Question

graph the equation
( y = 4x + 2 )
use the graphing tool to graph the line. use the slope and y - intercept when drawing the line.
click to enlarge graph

Explanation:

Step1: Identify slope and y - intercept

The equation of the line is in the slope - intercept form \(y = mx + b\), where \(m\) is the slope and \(b\) is the y - intercept. For the equation \(y=4x + 2\), the slope \(m = 4\) (which can be written as \(\frac{4}{1}\)) and the y - intercept \(b = 2\). This means the line crosses the y - axis at the point \((0,2)\).

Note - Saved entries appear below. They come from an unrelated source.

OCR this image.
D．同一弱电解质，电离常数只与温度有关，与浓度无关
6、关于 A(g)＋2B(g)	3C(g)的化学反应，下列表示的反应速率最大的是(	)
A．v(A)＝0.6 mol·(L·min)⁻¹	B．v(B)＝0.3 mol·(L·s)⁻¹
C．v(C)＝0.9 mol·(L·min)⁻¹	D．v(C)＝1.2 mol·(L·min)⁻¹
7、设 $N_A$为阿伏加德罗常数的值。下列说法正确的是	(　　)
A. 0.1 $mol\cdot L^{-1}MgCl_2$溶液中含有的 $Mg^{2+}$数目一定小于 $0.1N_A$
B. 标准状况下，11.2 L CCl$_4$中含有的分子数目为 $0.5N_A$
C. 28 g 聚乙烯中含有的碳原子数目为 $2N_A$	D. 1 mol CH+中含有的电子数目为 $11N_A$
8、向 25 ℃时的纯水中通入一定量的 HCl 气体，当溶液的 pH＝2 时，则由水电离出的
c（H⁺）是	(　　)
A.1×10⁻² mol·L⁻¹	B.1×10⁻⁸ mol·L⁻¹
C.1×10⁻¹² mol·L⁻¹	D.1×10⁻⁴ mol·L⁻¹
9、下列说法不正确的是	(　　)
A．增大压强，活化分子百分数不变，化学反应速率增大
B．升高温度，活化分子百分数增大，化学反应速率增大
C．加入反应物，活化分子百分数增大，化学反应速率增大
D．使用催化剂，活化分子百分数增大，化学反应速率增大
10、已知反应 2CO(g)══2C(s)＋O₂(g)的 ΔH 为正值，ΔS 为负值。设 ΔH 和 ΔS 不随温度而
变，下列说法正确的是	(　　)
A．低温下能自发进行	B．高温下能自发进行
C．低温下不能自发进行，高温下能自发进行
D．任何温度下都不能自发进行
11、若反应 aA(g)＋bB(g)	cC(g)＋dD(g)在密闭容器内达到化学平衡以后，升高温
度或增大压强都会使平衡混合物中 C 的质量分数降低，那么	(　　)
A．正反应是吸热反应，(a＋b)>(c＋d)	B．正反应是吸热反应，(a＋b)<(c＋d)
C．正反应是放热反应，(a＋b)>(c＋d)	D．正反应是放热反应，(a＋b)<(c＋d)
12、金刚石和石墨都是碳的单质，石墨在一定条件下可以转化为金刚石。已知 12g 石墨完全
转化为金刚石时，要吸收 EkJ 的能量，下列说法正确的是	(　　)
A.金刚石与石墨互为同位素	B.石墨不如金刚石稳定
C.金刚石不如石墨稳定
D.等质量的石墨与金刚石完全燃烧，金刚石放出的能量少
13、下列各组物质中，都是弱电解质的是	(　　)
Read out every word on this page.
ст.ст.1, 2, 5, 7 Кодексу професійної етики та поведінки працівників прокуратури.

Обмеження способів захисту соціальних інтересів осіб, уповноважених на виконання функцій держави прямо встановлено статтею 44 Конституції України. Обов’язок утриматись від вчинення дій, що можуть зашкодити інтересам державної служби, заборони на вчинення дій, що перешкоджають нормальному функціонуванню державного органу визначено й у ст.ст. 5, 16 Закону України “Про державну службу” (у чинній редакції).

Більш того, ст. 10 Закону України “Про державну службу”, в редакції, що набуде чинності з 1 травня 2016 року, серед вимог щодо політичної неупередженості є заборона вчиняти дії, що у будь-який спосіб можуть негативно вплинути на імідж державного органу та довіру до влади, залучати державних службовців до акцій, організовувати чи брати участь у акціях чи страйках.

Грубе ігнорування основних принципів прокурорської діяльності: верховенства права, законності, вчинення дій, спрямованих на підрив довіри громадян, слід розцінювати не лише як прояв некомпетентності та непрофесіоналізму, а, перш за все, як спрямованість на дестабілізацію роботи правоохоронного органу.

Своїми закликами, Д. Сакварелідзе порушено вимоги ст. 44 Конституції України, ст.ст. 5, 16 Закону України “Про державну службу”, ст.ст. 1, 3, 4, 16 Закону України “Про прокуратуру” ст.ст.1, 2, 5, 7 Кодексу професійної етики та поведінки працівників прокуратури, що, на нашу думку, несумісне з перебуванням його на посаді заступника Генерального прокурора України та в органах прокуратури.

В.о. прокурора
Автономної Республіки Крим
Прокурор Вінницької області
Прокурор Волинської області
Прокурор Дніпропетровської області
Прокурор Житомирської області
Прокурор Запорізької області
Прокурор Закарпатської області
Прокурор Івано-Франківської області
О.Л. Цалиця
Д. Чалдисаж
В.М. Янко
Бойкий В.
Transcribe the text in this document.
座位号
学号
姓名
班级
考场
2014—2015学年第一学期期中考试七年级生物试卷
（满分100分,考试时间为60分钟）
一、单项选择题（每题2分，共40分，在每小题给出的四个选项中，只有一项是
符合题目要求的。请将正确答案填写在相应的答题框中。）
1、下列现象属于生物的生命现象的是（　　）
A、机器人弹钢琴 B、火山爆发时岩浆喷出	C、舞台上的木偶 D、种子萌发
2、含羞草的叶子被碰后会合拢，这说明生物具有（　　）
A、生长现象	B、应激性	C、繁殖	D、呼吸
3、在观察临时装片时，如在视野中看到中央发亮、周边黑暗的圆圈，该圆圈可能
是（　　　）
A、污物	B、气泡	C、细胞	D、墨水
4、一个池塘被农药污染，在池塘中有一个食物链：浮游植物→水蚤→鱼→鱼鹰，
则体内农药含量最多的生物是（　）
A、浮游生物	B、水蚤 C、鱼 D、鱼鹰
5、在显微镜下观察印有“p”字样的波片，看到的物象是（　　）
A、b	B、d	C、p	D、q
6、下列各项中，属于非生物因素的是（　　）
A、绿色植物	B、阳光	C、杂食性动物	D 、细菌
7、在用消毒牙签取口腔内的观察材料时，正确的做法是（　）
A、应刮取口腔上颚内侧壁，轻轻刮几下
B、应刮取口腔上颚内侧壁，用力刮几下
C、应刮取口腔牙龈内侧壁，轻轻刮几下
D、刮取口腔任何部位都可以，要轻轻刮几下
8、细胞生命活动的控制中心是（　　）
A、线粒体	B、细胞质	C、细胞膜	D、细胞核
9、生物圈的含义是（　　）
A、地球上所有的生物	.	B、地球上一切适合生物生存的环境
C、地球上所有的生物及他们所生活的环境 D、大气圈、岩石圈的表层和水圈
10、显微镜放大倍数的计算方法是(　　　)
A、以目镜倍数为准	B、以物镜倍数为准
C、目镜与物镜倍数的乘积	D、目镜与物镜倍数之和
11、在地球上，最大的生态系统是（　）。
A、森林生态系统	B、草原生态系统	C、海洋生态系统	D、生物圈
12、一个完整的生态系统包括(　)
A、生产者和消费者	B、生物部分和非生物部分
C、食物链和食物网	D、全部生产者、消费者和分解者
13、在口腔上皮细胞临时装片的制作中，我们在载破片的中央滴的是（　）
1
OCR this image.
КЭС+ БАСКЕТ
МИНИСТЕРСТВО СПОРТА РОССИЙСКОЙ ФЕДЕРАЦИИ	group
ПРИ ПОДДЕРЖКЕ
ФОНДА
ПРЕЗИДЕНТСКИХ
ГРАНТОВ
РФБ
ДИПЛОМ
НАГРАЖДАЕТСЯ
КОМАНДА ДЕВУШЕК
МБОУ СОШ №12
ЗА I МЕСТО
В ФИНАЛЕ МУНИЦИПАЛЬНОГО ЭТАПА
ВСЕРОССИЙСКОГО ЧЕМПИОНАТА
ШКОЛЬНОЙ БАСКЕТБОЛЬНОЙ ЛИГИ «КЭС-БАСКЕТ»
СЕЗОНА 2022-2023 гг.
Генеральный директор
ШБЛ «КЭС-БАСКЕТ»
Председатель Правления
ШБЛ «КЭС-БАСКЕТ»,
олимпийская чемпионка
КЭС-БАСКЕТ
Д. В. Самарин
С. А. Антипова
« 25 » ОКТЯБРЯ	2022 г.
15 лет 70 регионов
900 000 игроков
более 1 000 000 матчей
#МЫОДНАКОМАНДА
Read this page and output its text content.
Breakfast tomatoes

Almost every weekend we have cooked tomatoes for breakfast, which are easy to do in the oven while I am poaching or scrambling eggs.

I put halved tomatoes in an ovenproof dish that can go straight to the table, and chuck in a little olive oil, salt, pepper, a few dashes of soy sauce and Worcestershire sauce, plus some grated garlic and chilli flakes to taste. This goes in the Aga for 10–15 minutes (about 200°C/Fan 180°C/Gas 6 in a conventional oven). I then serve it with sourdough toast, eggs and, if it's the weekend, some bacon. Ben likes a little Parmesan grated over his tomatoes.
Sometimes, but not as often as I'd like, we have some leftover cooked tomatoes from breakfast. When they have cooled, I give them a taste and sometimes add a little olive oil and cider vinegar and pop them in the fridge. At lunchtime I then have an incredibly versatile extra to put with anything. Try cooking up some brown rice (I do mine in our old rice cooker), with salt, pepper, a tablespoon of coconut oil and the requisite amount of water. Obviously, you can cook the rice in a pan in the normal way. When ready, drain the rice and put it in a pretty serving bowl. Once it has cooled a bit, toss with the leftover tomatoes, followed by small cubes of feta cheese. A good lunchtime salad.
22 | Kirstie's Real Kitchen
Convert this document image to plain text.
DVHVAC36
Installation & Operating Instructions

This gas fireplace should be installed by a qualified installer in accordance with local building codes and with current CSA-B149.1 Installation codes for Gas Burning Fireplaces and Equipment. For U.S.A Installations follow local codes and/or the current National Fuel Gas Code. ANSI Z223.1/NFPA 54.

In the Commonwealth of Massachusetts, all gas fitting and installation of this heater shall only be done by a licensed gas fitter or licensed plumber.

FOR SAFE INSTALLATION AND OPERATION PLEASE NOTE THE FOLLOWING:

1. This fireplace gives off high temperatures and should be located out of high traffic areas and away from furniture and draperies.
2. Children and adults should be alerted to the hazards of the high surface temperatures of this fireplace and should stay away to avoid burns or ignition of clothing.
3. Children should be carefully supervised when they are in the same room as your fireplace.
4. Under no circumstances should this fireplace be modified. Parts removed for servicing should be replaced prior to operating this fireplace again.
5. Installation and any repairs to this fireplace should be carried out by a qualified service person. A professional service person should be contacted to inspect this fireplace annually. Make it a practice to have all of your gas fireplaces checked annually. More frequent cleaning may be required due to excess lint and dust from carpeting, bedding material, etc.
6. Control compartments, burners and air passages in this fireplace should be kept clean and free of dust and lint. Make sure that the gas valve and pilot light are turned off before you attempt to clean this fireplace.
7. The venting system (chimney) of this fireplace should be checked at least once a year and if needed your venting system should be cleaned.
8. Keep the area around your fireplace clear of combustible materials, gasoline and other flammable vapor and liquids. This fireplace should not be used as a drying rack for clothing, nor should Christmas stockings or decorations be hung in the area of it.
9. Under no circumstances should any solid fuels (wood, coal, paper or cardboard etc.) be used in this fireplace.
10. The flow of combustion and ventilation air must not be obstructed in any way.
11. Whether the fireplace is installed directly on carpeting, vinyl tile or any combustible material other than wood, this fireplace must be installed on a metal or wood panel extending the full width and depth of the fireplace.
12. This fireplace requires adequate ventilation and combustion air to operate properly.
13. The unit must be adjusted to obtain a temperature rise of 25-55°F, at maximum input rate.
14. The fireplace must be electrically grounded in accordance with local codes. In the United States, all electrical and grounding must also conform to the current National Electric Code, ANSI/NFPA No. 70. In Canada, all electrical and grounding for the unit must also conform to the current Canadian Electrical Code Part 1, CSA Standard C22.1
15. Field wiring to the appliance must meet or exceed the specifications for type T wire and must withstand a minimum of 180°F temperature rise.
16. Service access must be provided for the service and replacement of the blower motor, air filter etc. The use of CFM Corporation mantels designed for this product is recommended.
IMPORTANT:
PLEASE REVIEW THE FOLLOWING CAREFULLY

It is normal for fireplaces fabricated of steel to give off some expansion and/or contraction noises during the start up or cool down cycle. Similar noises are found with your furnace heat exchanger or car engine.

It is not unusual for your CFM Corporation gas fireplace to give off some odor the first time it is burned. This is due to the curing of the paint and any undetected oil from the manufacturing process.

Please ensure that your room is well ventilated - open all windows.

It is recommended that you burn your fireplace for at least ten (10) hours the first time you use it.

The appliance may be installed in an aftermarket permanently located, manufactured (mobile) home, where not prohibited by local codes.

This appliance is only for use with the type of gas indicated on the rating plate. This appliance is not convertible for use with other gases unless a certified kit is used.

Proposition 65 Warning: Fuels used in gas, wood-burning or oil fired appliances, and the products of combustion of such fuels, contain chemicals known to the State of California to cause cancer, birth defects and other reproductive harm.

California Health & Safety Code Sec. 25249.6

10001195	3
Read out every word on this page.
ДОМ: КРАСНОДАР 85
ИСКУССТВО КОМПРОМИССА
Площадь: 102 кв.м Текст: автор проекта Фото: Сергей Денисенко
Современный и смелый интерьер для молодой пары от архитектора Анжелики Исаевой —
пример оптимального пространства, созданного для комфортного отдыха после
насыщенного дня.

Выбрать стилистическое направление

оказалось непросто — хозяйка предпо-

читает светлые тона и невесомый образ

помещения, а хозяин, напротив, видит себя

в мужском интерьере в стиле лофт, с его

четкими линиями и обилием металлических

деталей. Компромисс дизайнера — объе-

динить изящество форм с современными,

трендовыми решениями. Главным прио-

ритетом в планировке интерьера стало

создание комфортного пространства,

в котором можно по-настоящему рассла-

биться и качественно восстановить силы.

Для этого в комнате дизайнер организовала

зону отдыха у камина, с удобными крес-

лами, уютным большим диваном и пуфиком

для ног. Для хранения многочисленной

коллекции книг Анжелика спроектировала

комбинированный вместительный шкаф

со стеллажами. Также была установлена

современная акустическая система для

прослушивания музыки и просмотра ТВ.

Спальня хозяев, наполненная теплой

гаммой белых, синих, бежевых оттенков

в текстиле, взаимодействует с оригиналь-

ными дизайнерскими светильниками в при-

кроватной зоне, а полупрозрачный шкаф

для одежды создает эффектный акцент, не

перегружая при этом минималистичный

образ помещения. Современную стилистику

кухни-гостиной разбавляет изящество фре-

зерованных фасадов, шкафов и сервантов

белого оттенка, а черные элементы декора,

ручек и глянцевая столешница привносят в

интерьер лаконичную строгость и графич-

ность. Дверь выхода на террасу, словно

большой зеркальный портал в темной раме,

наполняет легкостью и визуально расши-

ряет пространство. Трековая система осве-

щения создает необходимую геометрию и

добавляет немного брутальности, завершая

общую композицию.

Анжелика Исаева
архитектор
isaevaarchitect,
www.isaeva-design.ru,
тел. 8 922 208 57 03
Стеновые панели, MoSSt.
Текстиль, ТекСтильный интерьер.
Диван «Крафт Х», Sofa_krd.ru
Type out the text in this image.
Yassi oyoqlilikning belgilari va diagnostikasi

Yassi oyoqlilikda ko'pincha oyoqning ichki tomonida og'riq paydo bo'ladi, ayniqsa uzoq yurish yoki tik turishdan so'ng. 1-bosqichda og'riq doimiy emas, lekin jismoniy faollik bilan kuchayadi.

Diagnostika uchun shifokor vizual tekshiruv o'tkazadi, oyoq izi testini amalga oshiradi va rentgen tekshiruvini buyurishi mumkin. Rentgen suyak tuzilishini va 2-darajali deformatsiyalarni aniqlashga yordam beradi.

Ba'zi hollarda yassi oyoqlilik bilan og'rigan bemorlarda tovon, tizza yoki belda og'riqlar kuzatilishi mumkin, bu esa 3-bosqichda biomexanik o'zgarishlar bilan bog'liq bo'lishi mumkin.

Step2: Plot the y - intercept

On the coordinate plane, find the point \((0,2)\) (since the y - intercept is 2, the x - coordinate is 0 and the y - coordinate is 2) and mark it.

Step3: Use the slope to find another point

The slope \(m=\frac{4}{1}\) means that for a change of \(+ 1\) in the x - value (run), the y - value (rise) changes by \(+4\). Starting from the point \((0,2)\), if we move 1 unit to the right (increase x by 1) to \(x = 1\), we move 4 units up (increase y by 4) from \(y = 2\) to \(y=2 + 4=6\). So we get the point \((1,6)\). We can also move in the opposite direction: for a change of \(- 1\) in x (run left 1 unit) and \(-4\) in y (rise down 4 units) from \((0,2)\), we get the point \((- 1,-2)\).

Step4: Draw the line

Using a straight - edge, draw a line that passes through the points we found (e.g., \((0,2)\) and \((1,6)\) or \((0,2)\) and \((-1,-2)\)). This line represents the graph of the equation \(y = 4x+2\).

Answer:

To graph \(y = 4x + 2\):

1. Plot the y - intercept \((0,2)\).
2. Use the slope \(m = 4=\frac{4}{1}\) to find another point (e.g., from \((0,2)\), move 1 unit right and 4 units up to get \((1,6)\)).
3. Draw a straight line through the plotted points. The line has a positive slope, crosses the y - axis at \((0,2)\), and passes through other points like \((1,6)\), \((-1,-2)\) etc.